09_multi_registry.py - Multiple Registries

Separate registries for different workloads:

  • Compute-optimized registry
  • Latency-optimized registry
  • Dynamic registry selection

10_advanced_benchmark.py - Advanced Benchmark

Full control over benchmark parameters:

  • Warmup iterations
  • Benchmark iterations
  • Statistical analysis

11_json_import.py - JSON Import

Import kernel configurations from JSON:

  • External configuration files
  • Dynamic kernel loading

Utility Module: ctypes_utils.py

from ctypes_utils import (
    KernelConfig,              # Single kernel configuration
    setup_gemm_dispatcher,     # Set up dispatcher with kernels
    print_kernel_config_table, # Display kernel configurations
    Dispatcher,                # High-level dispatcher
    Registry,                  # Kernel registry
    Validator,                 # Validation utilities
)

KernelConfig

config = KernelConfig(
    # Tile sizes
    tile_m=256, tile_n=256, tile_k=32,
    # Wave configuration
    wave_m=2, wave_n=2, wave_k=1,
    # Warp tile sizes
    warp_tile_m=32, warp_tile_n=32, warp_tile_k=16,
    # Pipeline and scheduler
    pipeline="compv4",      # "compv3" or "compv4"
    scheduler="intrawave",  # "intrawave" or "interwave"
    # Optional
    epilogue="default",
    padding=True,
    double_buffer=True,
)

setup_gemm_dispatcher

# Single kernel
lib, dispatcher, registry = setup_gemm_dispatcher(config)

# Multiple kernels
lib, dispatcher, registry = setup_gemm_dispatcher([config1, config2, ...])

# With auto-rebuild
lib, dispatcher, registry = setup_gemm_dispatcher(config, auto_rebuild=True)

print_kernel_config_table

kernels = [config1, config2, config3]
print_kernel_config_table(kernels)
# Output:
# +----+-------+-------+-------+--------+-----------+
# | #  | Tile  | Wave  | Warp  | Pipe   | Scheduler |
# +----+-------+-------+-------+--------+-----------+
# | 1  | 128x128x32 | 2x2x1 | 32x32x16 | compv3 | intrawave |
# | 2  | 256x256x32 | 2x2x1 | 32x32x16 | compv4 | intrawave |
# | 3  | 128x256x64 | 2x2x1 | 32x32x16 | compv3 | interwave |
# +----+-------+-------+-------+--------+-----------+

GPU Memory Management

import ctypes
import numpy as np

# Load HIP library
hip = ctypes.CDLL("libamdhip64.so")

# Allocate GPU memory
gpu_ptr = ctypes.c_void_p()
hip.hipMalloc(ctypes.byref(gpu_ptr), size_in_bytes)
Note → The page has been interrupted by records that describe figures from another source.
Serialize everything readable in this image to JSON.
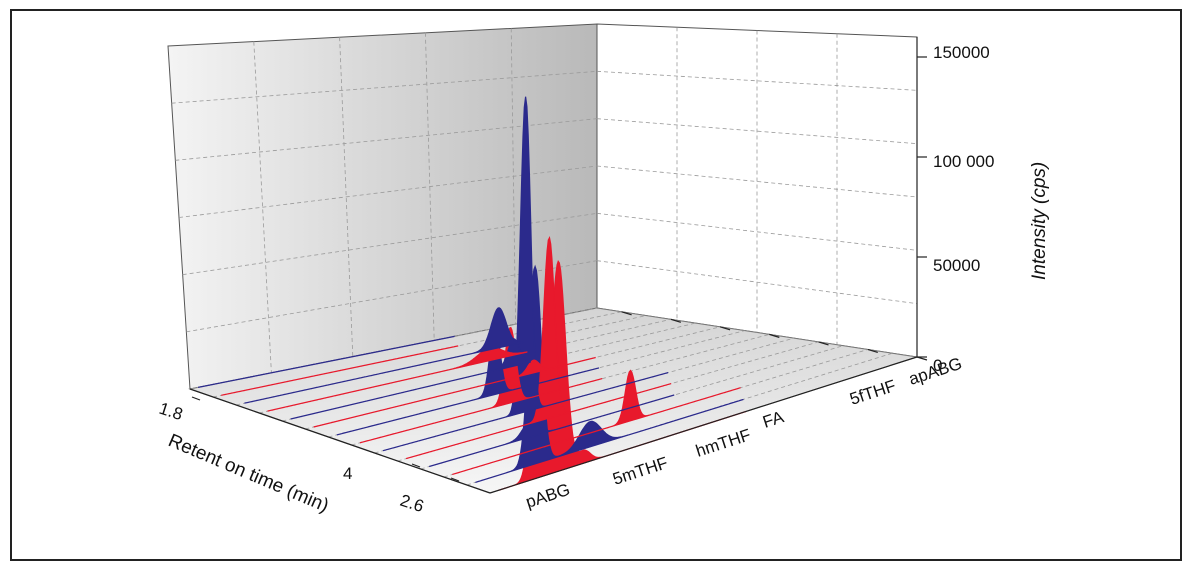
{
  "chart_data": {
    "type": "area",
    "subtype": "3d-waterfall-chromatogram",
    "title": "",
    "xlabel": "Retent on time (min)",
    "zlabel": "Intensity (cps)",
    "xticks": [
      "1.8",
      "4",
      "2.6"
    ],
    "zticks": [
      "0",
      "50000",
      "100 000",
      "150000"
    ],
    "zlim": [
      0,
      150000
    ],
    "grid": true,
    "colors": {
      "red": "#e8192c",
      "blue": "#2b2a8c"
    },
    "series": [
      {
        "label": "",
        "color": "red",
        "peaks": [
          {
            "rt": 0.1,
            "height": 31000,
            "width": 0.012
          },
          {
            "rt": 0.16,
            "height": 100000,
            "width": 0.017
          },
          {
            "rt": 0.22,
            "height": 6000,
            "width": 0.015
          }
        ]
      },
      {
        "label": "",
        "color": "blue",
        "peaks": [
          {
            "rt": 0.16,
            "height": 94000,
            "width": 0.015
          },
          {
            "rt": 0.29,
            "height": 12000,
            "width": 0.025
          }
        ]
      },
      {
        "label": "pABG",
        "color": "red",
        "peaks": [
          {
            "rt": 0.44,
            "height": 24000,
            "width": 0.012
          }
        ]
      },
      {
        "label": "",
        "color": "blue",
        "peaks": [
          {
            "rt": 0.26,
            "height": 8000,
            "width": 0.018
          }
        ]
      },
      {
        "label": "5mTHF",
        "color": "red",
        "peaks": [
          {
            "rt": 0.36,
            "height": 86000,
            "width": 0.013
          }
        ]
      },
      {
        "label": "",
        "color": "blue",
        "peaks": [
          {
            "rt": 0.36,
            "height": 150000,
            "width": 0.012
          }
        ]
      },
      {
        "label": "hmTHF",
        "color": "red",
        "peaks": [
          {
            "rt": 0.38,
            "height": 36000,
            "width": 0.013
          }
        ]
      },
      {
        "label": "",
        "color": "blue",
        "peaks": [
          {
            "rt": 0.4,
            "height": 34000,
            "width": 0.012
          }
        ]
      },
      {
        "label": "FA",
        "color": "red",
        "peaks": [
          {
            "rt": 0.55,
            "height": 6000,
            "width": 0.014
          }
        ]
      },
      {
        "label": "",
        "color": "blue",
        "peaks": [
          {
            "rt": 0.56,
            "height": 13000,
            "width": 0.014
          }
        ]
      },
      {
        "label": "5fTHF",
        "color": "red",
        "peaks": [
          {
            "rt": 0.56,
            "height": 6000,
            "width": 0.03
          }
        ]
      },
      {
        "label": "",
        "color": "blue",
        "peaks": [
          {
            "rt": 0.64,
            "height": 19000,
            "width": 0.018
          }
        ]
      },
      {
        "label": "apABG",
        "color": "red",
        "peaks": [
          {
            "rt": 0.7,
            "height": 24000,
            "width": 0.012
          }
        ]
      },
      {
        "label": "",
        "color": "blue",
        "peaks": [
          {
            "rt": 0.77,
            "height": 75000,
            "width": 0.012
          }
        ]
      }
    ]
  }
}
# Copy to GPU (1 = hipMemcpyHostToDevice)
hip.hipMemcpy(gpu_ptr, host_array.ctypes.data, size, 1)

# Copy back (2 = hipMemcpyDeviceToHost)
hip.hipMemcpy(host_array.ctypes.data, gpu_ptr, size, 2)

# Free
hip.hipFree(gpu_ptr)

Performance Testing

Test compilation performance with different kernel counts:

# Test with 10 kernels (~15s compile time)
python3 01_basic_gemm.py --num-kernels 10

# Test with 20 kernels (~25s compile time)
python3 01_basic_gemm.py --num-kernels 20

# Test with 48 kernels (~50s compile time)
python3 01_basic_gemm.py --num-kernels 48

Compilation time scales roughly linearly with kernel count.